What I would really love an update on is whether they are approaching the end of that initial slow period, or, perhaps, have passed it.

john1045

01/28/14 8:10 PM

#3785 RE: flipper44 #3756

Prior to this change posted on January 24th, they had listed Dr. Subbiah's phone and email information and the same for Orlando and Dr. Kayaleh. I have heard they were inundated with patient qualification requests, questions and very time consuming process and it was most likely reason for the change to remove their information.

I do pray for the patients and families that DCVax-Direct and DCVax-L are successful in becoming the standard of care for the treatment of all solid tumor cancers!

GLTA!

flipper44

01/28/14 9:01 PM

#3787 RE: flipper44 #3756

Thanks John,


I had a feeling that might be the case.

Doktornolittle

01/28/14 10:22 PM

#3788 RE: flipper44 #3756

John: Orlando is continuing enrollment... but when I last looked just a few weeks ago there was no indication that there were any patients enrolled. The trial outline was input in the database, but nothing was filled out.

So it still looks to me that there will be about 3 patients in Houston and 3 in Orlando, and we will hear about other clinics opening soon. The trial numbers might explode, but I don't think it will be at Orlando or Houston. But I am guessing, so not to discourage anyone from getting on their lists. But if Northwest has it's own central list, I would want to be on that list also.

My guess, based on the little info I gathered was that clinics in general try to treat all the accepted experimental therapies equally, and in doing that, they can only accept a few patients per experimental procedure.

To balance out this slight negativity: I have an acquaintance with metastasized lung cancer. I have described his situation before. To the credit of chemo and radiation, he is in remission with no tumor growth for some time. However, he has scars from the radiation therapy and a large knot on his chest where the chemo gets infused on a regular basis. He has been given regular chemo for years now, and has been told it will continue for life. Today he told me that the chemo he has just changed to costs $110K/yr. That is more than four times the cost of DCVax-L.

In the most recent Fox Business News special on NWBO and DCVax-L, there was a counter view guest, apparently planted, who argued at the end that DCVax type treatments were just too expensive to be practical. That was crap. Total crap. There was another similar presentation on Fox that ended with the same type of last minute statement from one of the hosts, that nobody had a chance to rebut.
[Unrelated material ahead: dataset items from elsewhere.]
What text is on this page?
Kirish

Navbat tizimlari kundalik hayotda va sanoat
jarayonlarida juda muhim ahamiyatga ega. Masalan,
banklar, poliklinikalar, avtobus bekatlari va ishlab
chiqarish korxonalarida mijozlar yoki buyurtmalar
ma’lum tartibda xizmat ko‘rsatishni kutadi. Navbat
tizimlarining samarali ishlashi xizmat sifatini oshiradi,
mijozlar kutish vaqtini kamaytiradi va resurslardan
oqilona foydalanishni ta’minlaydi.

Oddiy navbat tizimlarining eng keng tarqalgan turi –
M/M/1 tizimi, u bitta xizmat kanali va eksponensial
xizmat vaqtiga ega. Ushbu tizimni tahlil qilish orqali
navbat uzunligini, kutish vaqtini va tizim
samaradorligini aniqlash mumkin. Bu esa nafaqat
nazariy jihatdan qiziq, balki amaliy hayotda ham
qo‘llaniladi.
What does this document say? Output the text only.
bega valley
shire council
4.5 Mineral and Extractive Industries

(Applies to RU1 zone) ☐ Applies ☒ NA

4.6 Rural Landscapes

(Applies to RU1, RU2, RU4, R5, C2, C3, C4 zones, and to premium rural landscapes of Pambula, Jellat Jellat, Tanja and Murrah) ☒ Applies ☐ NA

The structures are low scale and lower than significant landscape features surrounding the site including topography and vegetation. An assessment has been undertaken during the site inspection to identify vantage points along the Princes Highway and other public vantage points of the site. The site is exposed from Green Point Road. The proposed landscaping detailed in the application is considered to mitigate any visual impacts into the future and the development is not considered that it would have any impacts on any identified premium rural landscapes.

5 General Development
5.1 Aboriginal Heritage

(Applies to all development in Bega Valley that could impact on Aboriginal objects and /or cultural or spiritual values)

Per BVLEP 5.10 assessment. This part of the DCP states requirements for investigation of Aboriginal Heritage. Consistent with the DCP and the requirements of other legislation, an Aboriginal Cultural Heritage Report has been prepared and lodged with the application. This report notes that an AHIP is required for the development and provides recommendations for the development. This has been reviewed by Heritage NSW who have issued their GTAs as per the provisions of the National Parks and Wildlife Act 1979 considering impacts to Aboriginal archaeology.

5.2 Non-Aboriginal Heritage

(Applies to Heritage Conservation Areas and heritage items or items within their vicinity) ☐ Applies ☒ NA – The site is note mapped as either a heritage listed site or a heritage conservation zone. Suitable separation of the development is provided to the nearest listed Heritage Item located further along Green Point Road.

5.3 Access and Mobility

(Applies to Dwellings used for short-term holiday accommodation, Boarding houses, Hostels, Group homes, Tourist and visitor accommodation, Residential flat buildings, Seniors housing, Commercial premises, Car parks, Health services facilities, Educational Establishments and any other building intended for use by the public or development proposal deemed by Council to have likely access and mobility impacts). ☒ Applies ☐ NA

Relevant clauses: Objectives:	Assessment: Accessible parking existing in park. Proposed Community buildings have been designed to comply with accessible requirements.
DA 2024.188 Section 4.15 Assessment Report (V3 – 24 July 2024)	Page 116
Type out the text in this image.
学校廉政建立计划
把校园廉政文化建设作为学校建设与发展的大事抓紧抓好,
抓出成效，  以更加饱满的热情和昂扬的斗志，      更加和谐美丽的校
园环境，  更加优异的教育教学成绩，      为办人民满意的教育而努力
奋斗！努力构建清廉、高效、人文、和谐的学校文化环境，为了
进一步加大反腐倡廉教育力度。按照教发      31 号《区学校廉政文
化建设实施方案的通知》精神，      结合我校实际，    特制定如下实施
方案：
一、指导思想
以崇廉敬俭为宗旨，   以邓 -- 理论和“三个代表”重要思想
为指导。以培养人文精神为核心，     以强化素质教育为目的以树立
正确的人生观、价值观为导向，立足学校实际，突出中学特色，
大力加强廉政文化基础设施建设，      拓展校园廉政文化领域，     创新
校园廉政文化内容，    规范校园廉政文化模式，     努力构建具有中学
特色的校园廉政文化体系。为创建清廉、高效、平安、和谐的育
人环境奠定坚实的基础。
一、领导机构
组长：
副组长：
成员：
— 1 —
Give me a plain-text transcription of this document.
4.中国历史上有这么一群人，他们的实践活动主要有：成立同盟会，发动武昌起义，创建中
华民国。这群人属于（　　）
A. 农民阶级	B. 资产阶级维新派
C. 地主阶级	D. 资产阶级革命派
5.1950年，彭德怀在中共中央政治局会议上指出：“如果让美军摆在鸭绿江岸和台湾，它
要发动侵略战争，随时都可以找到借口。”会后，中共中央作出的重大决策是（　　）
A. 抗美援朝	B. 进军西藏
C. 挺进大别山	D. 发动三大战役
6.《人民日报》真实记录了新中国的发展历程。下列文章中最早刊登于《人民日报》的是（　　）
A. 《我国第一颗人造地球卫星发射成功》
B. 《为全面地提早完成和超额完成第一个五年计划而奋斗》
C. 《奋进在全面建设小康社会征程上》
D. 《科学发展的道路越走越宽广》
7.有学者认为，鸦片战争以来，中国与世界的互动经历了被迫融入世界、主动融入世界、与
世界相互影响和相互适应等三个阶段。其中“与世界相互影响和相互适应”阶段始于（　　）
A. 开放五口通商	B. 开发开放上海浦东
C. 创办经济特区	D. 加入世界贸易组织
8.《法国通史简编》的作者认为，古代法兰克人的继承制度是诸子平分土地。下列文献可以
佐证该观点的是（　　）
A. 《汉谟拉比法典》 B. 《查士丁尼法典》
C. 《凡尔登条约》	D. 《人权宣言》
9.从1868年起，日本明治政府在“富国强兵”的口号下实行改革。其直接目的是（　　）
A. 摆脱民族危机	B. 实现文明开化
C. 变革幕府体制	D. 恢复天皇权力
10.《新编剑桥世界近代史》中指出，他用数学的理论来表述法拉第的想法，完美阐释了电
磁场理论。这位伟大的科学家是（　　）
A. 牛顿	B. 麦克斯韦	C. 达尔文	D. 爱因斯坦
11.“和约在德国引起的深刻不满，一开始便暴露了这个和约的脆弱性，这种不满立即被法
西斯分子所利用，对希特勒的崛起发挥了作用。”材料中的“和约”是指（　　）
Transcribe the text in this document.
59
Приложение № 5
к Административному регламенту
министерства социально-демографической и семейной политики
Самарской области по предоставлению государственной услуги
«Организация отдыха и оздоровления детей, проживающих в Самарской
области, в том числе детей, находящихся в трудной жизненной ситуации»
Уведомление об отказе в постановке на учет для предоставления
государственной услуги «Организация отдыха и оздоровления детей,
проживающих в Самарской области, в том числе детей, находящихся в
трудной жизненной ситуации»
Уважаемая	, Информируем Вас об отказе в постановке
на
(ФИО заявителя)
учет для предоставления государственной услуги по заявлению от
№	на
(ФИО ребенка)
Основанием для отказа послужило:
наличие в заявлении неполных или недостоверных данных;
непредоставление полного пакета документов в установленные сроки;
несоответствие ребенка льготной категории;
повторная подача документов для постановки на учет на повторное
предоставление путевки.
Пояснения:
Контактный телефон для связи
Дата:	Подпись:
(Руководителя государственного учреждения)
DCVax-L currently requires surgery, chemo and radiation in addition to DCVax. So, initially the cost structure I am describing is not real. However, other than surgery, it is easy to imagine that the DCVax process will evolve quickly to include less severe and expensive adjuncts than radiation and chemo, that are also less damaging to the immune system. Further, the cost of an initial dose of chemo to weaken the cancer can't be terribly expensive. It is the cost of continuing the chemo, which is expensive and will probably go away, along with the damage that it does to the immune system.

But it's not that radiation and chemo are horrible things. They apparently save lives and extend lives sometimes. And to be honest, they are not always debilitating. My acquaintance swims at the same pool where I swim, and he is pretty fast. Not as fast as he used to be apparently, but he is in much better than average shape for a 66 year old.

But radiation and chemo were not developed as adjuncts to immunotherapy. They both severely damage the immune system. In fact, I recently read that SOC chemo for GBM often eventually destroys the immune system, at which point tumor regrowth begins / the patient starts to go under. It's not just a matter of the patient getting nauseous. So I believe the true potential of DCVax and other immunotherapies have not yet been tapped. I realize that this view is not new or controversial, but there are a lot of newbies on the blog these days.